Planning a "staycation" this year — a stay-at-home vacation? Take some tips from Washington Post reporter Andrea Sachs, who vacationed in our area recently. She praised the "35 miles of ivory beaches (that) trim the Pinellas Peninsula, a sun-drenched haven sandwiched between the Gulf of Mexico and Tampa Bay." She volunteered making oyster domes for Tampa Bay Watch, then spent two days helping out at the Suncoast Seabird Sanctuary. She loved beaching it at Fort De Soto. ("As soon as you set foot on the powder-soft sand, you feel calm.") Food faves included two Pass-a-Grille spots: Mozaic, 118 Eighth Ave., and Sea Critters Cafe, 2007 Pass-a-Grille Way.

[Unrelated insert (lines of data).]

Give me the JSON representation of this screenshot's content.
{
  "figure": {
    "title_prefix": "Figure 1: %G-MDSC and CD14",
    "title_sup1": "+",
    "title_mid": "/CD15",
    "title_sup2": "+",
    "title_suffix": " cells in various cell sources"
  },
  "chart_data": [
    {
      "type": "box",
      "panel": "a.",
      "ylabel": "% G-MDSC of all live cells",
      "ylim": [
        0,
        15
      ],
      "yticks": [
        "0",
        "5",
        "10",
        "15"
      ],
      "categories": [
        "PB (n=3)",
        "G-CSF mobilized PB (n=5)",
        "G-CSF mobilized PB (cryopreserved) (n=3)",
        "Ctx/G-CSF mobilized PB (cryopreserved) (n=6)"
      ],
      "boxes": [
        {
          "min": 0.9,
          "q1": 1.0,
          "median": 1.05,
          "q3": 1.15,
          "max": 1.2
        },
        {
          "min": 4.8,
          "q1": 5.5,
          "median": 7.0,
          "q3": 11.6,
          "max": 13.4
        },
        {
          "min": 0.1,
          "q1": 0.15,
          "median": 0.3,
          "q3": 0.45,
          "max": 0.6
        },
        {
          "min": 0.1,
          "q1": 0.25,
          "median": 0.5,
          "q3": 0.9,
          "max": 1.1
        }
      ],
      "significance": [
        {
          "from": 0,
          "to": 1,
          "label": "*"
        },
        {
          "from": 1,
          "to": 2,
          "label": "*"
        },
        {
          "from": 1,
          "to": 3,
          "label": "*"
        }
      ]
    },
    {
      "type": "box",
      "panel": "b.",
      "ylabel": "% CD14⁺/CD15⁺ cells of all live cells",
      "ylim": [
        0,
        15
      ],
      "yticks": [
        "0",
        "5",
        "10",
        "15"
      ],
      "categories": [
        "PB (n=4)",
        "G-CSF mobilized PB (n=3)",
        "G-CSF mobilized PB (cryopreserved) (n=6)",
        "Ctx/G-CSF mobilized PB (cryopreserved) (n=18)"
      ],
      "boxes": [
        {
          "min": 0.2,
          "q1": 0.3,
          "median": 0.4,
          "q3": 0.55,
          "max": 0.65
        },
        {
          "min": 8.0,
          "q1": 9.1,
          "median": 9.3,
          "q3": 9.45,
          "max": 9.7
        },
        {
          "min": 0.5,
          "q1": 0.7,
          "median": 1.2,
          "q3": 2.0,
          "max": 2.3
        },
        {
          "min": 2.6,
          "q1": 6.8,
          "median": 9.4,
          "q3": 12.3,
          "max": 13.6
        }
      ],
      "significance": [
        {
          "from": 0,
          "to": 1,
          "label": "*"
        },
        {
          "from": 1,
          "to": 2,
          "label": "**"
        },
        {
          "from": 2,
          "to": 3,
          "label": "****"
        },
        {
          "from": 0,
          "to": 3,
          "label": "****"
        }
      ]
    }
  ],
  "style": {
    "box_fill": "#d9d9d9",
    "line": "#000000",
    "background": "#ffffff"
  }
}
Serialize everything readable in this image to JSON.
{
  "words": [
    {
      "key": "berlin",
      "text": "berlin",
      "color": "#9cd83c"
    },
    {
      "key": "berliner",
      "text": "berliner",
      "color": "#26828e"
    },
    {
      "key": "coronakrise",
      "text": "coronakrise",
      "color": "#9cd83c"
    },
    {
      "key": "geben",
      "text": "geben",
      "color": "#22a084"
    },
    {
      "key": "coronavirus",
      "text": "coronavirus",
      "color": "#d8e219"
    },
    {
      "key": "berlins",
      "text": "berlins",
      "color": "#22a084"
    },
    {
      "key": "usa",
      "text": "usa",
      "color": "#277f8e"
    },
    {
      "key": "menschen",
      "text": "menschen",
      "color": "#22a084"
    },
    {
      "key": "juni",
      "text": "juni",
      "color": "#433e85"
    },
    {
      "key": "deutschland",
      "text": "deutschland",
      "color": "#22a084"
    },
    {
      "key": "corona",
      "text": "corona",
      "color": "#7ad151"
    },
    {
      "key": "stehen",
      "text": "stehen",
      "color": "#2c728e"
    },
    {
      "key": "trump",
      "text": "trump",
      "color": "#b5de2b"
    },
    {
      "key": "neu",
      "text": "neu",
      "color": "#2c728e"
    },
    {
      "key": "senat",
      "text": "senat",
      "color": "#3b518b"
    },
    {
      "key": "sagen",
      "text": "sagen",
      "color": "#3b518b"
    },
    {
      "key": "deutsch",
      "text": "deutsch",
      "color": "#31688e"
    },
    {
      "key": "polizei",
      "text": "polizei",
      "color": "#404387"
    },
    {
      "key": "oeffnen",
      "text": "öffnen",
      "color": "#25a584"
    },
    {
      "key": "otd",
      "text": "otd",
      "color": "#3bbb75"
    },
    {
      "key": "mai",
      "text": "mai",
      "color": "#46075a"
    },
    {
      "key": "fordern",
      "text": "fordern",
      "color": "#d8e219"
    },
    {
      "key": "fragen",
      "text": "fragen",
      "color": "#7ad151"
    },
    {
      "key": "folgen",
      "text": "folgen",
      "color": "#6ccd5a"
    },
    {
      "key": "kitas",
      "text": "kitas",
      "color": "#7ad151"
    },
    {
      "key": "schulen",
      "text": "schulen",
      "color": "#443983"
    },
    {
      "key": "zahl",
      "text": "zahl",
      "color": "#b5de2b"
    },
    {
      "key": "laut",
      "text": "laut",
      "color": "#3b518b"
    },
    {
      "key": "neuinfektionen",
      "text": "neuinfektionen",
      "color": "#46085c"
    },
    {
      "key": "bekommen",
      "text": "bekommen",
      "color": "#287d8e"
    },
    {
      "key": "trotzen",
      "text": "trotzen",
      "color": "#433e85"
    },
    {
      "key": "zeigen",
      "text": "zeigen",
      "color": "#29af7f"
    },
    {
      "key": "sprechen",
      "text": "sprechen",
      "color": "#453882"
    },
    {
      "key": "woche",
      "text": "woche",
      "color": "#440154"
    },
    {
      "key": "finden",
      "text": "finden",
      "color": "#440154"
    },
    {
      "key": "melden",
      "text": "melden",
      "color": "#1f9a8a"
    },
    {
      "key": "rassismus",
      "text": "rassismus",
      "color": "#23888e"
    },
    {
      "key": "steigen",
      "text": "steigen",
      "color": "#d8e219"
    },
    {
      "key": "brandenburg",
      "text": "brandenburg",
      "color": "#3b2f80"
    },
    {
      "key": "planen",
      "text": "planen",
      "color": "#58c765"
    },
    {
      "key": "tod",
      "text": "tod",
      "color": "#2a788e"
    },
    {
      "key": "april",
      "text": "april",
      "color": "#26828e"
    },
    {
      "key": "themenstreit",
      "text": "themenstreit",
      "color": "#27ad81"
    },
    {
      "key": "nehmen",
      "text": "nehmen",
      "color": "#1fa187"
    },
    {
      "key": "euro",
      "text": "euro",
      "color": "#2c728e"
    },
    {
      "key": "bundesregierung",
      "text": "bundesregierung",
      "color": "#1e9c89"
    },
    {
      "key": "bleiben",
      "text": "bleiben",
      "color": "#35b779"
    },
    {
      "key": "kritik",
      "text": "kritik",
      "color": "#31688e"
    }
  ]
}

Amusement lurks in a museum
Speaking of vacationing close to home, head to Tallahassee to see the current exhibit at the Tallahassee Museum, "A Picture of Health in Florida: 1830s-1930s." Learn about Florida in sickness and in health, from folk tradition to patent medicines and quack cures to scientific medical practices. Which was the right remedy for what ailed you: bleeding? physical fitness? dress reform? The exhibit includes early medical instruments, patent medicines, photographs and quotations. The exhibit runs through April 5. Details are at www. tallahasseemuseum.org.
Put future travel on layaway
Book now, play later. That's the advice from travel agents, who are already making reservations for Presidents Weekend in February and beyond. By locking in your plans now you may avoid surcharges for currency and fuel costs. As airlines cut flights and seats become scarce, prices will rise, so reserve now. And check the calendar. Traveling a few days earlier, in the off-season, can save you thousands over the identical trip a little later in high season.

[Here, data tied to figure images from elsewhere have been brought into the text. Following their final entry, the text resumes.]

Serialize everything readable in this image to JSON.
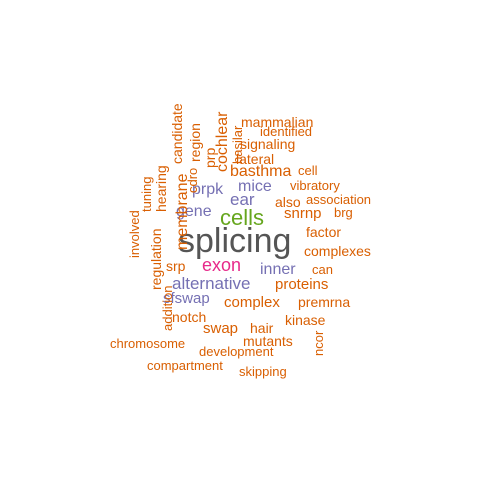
{
  "palette": {
    "orange": "#d95f02",
    "purple": "#7570b3",
    "green": "#66a61e",
    "gray": "#555555",
    "magenta": "#e7298a"
  },
  "words": [
    {
      "text": "splicing",
      "color": "gray"
    },
    {
      "text": "cells",
      "color": "green"
    },
    {
      "text": "exon",
      "color": "magenta"
    },
    {
      "text": "alternative",
      "color": "purple"
    },
    {
      "text": "inner",
      "color": "purple"
    },
    {
      "text": "mice",
      "color": "purple"
    },
    {
      "text": "ear",
      "color": "purple"
    },
    {
      "text": "gene",
      "color": "purple"
    },
    {
      "text": "prpk",
      "color": "purple"
    },
    {
      "text": "sfswap",
      "color": "purple"
    },
    {
      "text": "mammalian",
      "color": "orange"
    },
    {
      "text": "identified",
      "color": "orange"
    },
    {
      "text": "signaling",
      "color": "orange"
    },
    {
      "text": "lateral",
      "color": "orange"
    },
    {
      "text": "basthma",
      "color": "orange"
    },
    {
      "text": "cell",
      "color": "orange"
    },
    {
      "text": "vibratory",
      "color": "orange"
    },
    {
      "text": "also",
      "color": "orange"
    },
    {
      "text": "association",
      "color": "orange"
    },
    {
      "text": "snrnp",
      "color": "orange"
    },
    {
      "text": "brg",
      "color": "orange"
    },
    {
      "text": "factor",
      "color": "orange"
    },
    {
      "text": "complexes",
      "color": "orange"
    },
    {
      "text": "can",
      "color": "orange"
    },
    {
      "text": "proteins",
      "color": "orange"
    },
    {
      "text": "complex",
      "color": "orange"
    },
    {
      "text": "premrna",
      "color": "orange"
    },
    {
      "text": "kinase",
      "color": "orange"
    },
    {
      "text": "hair",
      "color": "orange"
    },
    {
      "text": "swap",
      "color": "orange"
    },
    {
      "text": "notch",
      "color": "orange"
    },
    {
      "text": "mutants",
      "color": "orange"
    },
    {
      "text": "development",
      "color": "orange"
    },
    {
      "text": "chromosome",
      "color": "orange"
    },
    {
      "text": "compartment",
      "color": "orange"
    },
    {
      "text": "skipping",
      "color": "orange"
    },
    {
      "text": "srp",
      "color": "orange"
    },
    {
      "text": "ncor",
      "color": "orange"
    },
    {
      "text": "candidate",
      "color": "orange"
    },
    {
      "text": "region",
      "color": "orange"
    },
    {
      "text": "cdro",
      "color": "orange"
    },
    {
      "text": "cochlear",
      "color": "orange"
    },
    {
      "text": "basilar",
      "color": "orange"
    },
    {
      "text": "prp",
      "color": "orange"
    },
    {
      "text": "membrane",
      "color": "orange"
    },
    {
      "text": "hearing",
      "color": "orange"
    },
    {
      "text": "tuning",
      "color": "orange"
    },
    {
      "text": "involved",
      "color": "orange"
    },
    {
      "text": "regulation",
      "color": "orange"
    },
    {
      "text": "addition",
      "color": "orange"
    }
  ]
}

The rules of the European road
Heading to Europe? Before you pick up your rental car, study The Essential Driving Guide . . . for Italy, France, or England, Scotland and Ireland ($14.95 each; Book Publishers Network). They're the first three installments in a projected series (Germany's due in the fall, with Spain and Portugal to follow). These slim volumes are full of must-have driving advice: local traffic laws, what the signs mean, guidance on how to negotiate the Autostrada or how to drive on the left. Author Orv Strandoo offers itineraries to popular and offbeat locations. He shares helpful insider tips: when to pay the toll or take the expensive water taxi; when to arrive to avoid the tour buses. The books are at bookstores, europedriveguide.com or amazon.com.
Welcome, four-footed travelers
The top five pet-friendly hotels, according to petside.com:
• James Hotel, Chicago
• W Tuscany, New York
• Hotel Monaco, Denver
• Bowen's by the Bay, Hampton Bays, N.Y.
• Hyatt Regency Century Plaza, Los Angeles
Visit the Web site for the details of how each hotel will pamper Mr. Waggy or Miss Kitty and for a rundown of the best cars for pet owners to buy or rent.
Affordable New Orleans
Summertime in the Big Easy brings a lot of heat, but it also brings bargains at hotels and restaurants that are eager to attract visitors and show that New Orleans is coming back.
One example among many: The International House is offering rates starting at $79 a night in August. Rates are based on availability, and blackout dates apply. Specify the Red Hot Summer Special when booking. Contact toll-free 1-800-633-5770; www.ihhotel.com.
Some area restaurants are taking part in the COOLinary New Orleans celebration through Aug. 31. Three-course menus are available for $20 and under per person for lunch and $30 and under for dinner. The offer is available at 28 restaurants, including Bayona, Brennan's, Commander's Palace and Tujague's. Go to www.coolinaryneworleans.com.